Potato and Leek Soup is perfect thickness for dyspahgia
Soup

Soup saved my life.

My mum taught me how to make great soup, she had the ability to make soup out of anything and it always tasted like a ‘hug’. Mum’s soup healed everything, it was always rustic, always highly nutritious and always just the right thickness.

Always tasted like a “hug”

Even as a mid thirty something woman I would call her from whatever far flung city I was living and ask to be reminded of ingredients or what to put in a pressure cooker.

Years ago before the The Food Manifesto had “manifested” itself in my life, I wanted to run a soup business. I decided I was going to make soup and sell it , it was always a great idea in winter, summer not so much.

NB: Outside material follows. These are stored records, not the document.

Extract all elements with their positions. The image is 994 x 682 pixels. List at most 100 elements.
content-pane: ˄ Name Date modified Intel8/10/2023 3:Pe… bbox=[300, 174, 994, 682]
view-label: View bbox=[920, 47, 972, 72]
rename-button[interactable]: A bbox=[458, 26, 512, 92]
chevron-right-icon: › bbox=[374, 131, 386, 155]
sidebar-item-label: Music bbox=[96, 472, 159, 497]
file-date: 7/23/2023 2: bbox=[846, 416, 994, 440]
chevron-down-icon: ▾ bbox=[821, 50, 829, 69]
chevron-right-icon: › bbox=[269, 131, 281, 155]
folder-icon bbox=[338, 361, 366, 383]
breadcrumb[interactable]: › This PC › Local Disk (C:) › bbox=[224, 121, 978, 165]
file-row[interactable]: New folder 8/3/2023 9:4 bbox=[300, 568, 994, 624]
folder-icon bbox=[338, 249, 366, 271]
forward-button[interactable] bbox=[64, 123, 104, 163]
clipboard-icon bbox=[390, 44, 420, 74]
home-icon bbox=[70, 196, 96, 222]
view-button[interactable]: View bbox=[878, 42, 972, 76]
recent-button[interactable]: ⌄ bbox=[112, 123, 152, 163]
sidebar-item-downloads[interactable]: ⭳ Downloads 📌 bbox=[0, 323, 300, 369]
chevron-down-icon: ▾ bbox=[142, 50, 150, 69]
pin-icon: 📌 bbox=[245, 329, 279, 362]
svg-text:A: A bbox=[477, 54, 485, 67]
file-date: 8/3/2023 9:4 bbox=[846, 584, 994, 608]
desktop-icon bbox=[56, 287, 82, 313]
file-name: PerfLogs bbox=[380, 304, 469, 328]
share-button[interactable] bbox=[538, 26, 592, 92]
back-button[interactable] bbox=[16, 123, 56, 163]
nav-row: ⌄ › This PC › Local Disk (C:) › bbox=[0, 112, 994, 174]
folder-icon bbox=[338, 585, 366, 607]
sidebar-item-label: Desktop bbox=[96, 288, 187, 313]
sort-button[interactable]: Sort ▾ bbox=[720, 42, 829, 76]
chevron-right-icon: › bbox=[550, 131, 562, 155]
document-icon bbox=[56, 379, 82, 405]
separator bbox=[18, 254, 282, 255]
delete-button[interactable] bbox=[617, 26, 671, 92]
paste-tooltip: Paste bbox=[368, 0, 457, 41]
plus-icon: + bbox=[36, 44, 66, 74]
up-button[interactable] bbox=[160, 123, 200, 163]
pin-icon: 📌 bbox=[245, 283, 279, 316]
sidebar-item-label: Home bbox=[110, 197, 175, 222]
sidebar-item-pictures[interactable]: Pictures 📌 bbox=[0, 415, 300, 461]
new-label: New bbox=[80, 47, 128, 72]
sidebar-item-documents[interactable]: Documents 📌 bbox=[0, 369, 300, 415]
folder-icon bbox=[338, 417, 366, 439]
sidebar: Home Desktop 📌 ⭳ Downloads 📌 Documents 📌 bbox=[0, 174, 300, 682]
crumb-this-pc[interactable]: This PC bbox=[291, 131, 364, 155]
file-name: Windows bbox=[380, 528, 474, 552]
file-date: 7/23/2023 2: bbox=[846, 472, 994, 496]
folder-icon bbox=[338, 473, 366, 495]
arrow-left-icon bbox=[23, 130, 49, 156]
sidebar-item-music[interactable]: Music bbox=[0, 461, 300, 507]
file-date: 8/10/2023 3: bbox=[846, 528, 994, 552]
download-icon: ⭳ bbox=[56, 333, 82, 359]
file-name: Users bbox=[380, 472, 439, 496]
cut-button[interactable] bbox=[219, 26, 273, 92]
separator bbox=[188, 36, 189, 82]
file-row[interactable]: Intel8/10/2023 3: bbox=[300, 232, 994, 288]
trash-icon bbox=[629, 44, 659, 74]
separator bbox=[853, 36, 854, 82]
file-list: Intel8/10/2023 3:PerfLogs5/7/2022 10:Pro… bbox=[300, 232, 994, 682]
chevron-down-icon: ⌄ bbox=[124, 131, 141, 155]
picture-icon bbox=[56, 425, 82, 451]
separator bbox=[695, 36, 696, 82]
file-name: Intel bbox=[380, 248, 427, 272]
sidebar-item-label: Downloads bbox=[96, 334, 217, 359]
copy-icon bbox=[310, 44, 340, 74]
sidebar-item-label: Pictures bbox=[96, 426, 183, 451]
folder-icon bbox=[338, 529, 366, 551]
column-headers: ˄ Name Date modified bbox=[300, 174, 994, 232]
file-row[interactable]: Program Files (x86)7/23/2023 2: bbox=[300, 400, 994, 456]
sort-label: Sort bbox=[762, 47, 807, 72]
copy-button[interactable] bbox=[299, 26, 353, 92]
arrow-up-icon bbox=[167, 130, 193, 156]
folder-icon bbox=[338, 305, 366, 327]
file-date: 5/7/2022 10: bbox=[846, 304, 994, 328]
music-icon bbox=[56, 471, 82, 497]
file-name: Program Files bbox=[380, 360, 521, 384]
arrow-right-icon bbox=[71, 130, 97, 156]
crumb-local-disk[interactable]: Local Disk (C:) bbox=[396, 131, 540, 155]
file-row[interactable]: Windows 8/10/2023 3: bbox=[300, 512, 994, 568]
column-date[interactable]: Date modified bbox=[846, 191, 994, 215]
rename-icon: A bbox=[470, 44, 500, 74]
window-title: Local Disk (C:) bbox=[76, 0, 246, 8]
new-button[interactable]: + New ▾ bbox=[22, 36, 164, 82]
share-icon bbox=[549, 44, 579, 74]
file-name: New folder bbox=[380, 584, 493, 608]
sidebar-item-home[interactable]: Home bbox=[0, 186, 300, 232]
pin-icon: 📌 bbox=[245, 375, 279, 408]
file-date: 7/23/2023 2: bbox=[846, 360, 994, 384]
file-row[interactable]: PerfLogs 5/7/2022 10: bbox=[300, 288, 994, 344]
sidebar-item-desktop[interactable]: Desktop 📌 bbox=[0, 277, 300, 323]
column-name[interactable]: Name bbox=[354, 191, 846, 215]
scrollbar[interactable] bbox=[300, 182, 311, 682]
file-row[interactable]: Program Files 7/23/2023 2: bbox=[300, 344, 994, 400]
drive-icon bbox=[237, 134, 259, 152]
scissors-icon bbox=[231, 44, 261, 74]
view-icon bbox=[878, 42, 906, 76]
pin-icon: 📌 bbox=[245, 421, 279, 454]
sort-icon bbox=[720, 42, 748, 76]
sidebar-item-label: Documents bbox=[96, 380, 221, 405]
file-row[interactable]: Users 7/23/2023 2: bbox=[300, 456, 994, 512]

So it is no surprise to me that some 40 years later I am using soup as a communication vehicle with others that share my plight.

Making Potato and Leek Soup in Swansea, Tasmania and how NOT to hold a knife!

The thing that frustrates me about soup is that cafe’s, restaurants and hotels in Australia have put a time restriction on when you can eat it. It’s only ever available from June 1 to September 1 – during winter and not a day before or after that season. I challenge you to find somewhere out of those date ranges that serves soup, save Asian restaurants that often are not open in the morning.

I don’t understand that, perhaps why I have such a penchant for Asia, Vietnam most noteably, you can get soup any day, any time and in the height of summer. I loved the soup so much in Vietnam I relocated there in 2018 until I realised my sore throat was not getting any better and well frankly things just weren’t right so I had to come home to Australia.

Key Takeaways

  • Soup remains one of the key ways to get needed nutrients
  • One of the kindest meals and easy to have when socialising
  • Easy to make and freeze so you always have it on hand.